Ignorance of the law—even ignorance of the Act—is not an excuse: “[D]ue diligence consists in taking steps to fulfil a duty imposed by law and not in the ascertainment of the existence of a statutory prohibition or its interpretation.”[9] As a result, for example, a lawyer is without excuse who is unaware that a transaction he or she helped to implement was on the CRA’s list of notifiable transactions.

The rules impose other headaches on lawyers. For example, how does the lawyer comply with a reporting obligation and protect solicitor-client privilege? A discussion of the latter issue is beyond the scope of this article, however.

5          What is to be done?

As tax advisers, we are struggling to come up with guidance that can ensure a lawyer who is not a tax specialist will always stay on the right side of the reportable and notifiable transaction rules. Given what constitutes due diligence, the lawyer tasked with implementing transactions set out in an accountant’s steps letter cannot simply ask the accountant whether the rules apply to the transactions and then rely on the answer as a defence if the accountant’s response is incorrect.

Nevertheless, asking that question is an important first step. The lawyer can probably rest easy if the accountant provides a detailed memo on why the rules do not apply.
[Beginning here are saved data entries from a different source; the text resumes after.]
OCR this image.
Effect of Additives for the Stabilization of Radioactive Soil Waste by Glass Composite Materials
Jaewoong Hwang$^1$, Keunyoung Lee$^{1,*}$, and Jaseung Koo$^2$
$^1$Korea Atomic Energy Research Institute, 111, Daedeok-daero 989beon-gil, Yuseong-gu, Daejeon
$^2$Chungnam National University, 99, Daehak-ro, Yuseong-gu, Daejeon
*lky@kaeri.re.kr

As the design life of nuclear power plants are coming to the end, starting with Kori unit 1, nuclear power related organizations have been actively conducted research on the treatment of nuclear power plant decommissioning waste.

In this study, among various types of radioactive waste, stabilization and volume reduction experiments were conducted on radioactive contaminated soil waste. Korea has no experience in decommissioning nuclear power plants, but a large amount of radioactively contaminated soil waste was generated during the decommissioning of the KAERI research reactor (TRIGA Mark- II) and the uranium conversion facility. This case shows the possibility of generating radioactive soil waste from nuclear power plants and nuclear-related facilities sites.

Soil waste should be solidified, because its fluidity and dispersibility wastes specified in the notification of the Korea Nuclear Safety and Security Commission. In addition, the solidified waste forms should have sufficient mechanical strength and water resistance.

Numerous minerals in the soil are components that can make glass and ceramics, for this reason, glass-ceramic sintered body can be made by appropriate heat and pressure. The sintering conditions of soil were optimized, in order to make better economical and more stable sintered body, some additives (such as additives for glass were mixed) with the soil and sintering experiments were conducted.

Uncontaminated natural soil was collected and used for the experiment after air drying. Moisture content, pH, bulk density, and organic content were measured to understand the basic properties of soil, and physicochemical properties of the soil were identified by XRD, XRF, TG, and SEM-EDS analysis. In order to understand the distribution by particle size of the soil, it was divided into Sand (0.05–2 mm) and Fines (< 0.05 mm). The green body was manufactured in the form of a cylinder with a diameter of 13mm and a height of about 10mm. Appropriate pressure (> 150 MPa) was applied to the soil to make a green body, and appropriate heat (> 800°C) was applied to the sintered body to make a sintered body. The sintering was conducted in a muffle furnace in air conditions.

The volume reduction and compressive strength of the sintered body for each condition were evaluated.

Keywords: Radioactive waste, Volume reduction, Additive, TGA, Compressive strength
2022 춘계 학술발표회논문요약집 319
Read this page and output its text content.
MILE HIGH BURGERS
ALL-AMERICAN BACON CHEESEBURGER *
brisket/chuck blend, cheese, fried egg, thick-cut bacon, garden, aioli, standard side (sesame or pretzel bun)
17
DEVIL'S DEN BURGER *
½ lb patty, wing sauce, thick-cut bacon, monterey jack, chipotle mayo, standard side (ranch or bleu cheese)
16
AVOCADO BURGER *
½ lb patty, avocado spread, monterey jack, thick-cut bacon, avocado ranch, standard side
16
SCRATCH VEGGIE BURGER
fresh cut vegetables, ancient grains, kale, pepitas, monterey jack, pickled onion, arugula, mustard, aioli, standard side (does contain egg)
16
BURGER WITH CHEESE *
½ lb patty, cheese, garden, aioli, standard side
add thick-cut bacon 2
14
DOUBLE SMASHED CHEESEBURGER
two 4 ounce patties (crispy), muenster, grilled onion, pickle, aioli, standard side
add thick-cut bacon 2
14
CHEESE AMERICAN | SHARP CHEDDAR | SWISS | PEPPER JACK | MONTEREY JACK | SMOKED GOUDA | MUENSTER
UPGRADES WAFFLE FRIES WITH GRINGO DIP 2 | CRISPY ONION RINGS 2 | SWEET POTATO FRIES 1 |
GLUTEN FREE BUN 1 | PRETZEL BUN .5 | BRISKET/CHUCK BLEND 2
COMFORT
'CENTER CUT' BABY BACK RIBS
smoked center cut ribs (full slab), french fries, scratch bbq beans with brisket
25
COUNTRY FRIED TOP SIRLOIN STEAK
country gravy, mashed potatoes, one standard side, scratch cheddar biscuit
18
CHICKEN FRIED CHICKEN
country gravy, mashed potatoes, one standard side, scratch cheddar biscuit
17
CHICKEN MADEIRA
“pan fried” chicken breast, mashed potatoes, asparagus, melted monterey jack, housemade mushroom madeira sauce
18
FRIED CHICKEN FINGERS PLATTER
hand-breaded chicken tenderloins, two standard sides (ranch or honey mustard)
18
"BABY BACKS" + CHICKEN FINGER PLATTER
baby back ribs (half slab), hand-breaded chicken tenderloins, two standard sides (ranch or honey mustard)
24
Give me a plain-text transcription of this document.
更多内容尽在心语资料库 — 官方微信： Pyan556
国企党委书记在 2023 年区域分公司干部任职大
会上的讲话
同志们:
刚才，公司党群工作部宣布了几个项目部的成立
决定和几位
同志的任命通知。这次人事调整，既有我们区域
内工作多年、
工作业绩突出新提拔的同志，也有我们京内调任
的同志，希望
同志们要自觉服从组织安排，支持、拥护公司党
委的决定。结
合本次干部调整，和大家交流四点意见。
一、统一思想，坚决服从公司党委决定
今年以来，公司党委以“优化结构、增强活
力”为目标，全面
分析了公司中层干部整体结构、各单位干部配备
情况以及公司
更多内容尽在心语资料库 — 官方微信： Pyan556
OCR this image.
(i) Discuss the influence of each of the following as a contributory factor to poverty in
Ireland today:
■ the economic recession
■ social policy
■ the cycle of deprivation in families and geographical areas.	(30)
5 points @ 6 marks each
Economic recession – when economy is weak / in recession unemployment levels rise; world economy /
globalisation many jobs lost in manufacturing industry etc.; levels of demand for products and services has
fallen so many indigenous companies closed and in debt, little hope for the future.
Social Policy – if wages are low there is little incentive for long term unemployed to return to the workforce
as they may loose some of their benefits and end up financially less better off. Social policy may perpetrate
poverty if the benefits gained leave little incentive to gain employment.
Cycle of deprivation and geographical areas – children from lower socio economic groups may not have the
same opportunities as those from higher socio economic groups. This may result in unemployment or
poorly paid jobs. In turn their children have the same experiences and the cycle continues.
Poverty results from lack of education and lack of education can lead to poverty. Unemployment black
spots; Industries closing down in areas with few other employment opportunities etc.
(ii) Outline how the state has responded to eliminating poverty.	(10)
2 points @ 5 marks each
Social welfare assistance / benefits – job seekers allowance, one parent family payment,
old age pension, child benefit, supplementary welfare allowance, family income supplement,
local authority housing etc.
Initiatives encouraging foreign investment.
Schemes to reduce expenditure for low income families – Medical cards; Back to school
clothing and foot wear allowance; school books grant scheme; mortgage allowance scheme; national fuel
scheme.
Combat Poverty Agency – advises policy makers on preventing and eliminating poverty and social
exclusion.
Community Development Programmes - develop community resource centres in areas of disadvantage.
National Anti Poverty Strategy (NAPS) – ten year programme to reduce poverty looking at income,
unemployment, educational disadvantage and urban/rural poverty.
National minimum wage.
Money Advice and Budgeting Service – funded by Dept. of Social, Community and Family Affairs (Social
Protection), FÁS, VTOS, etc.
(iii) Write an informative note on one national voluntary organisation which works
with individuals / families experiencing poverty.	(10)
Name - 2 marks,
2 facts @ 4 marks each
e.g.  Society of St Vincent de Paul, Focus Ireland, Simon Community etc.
If the accountant responds with “The reportable what now?”, however, the lawyer will know that further investigation is warranted.

[1] All statutory references are to the Act unless otherwise noted.

[2] As of the time of writing, the Draft has not been introduced as a Bill.

[3] S 237.3(1) “avoidance transaction”.

[4] S 237.3(1) “tax benefit”, which references the definition of that term in s 245(1).

[5] S 237.3(1) “advisor”.

[6] S 237.3(1) “fee”.

[7] S 237.3(1) “confidential protection”.

[8] Corp. de l’École Polytechnique v Canada, 2004 FCA 127, para 28, cited in B Ball, M Dolson, P Lynch, G Watson and C Brayley “Reportable and Notifiable Transactions”, Canadian Tax Foundation online seminar.

[9] R v Pontes, 1995 CanLII 61 (SCC), [1995] 3 S.C.R. 44, cited in B Ball et al., note 8 above.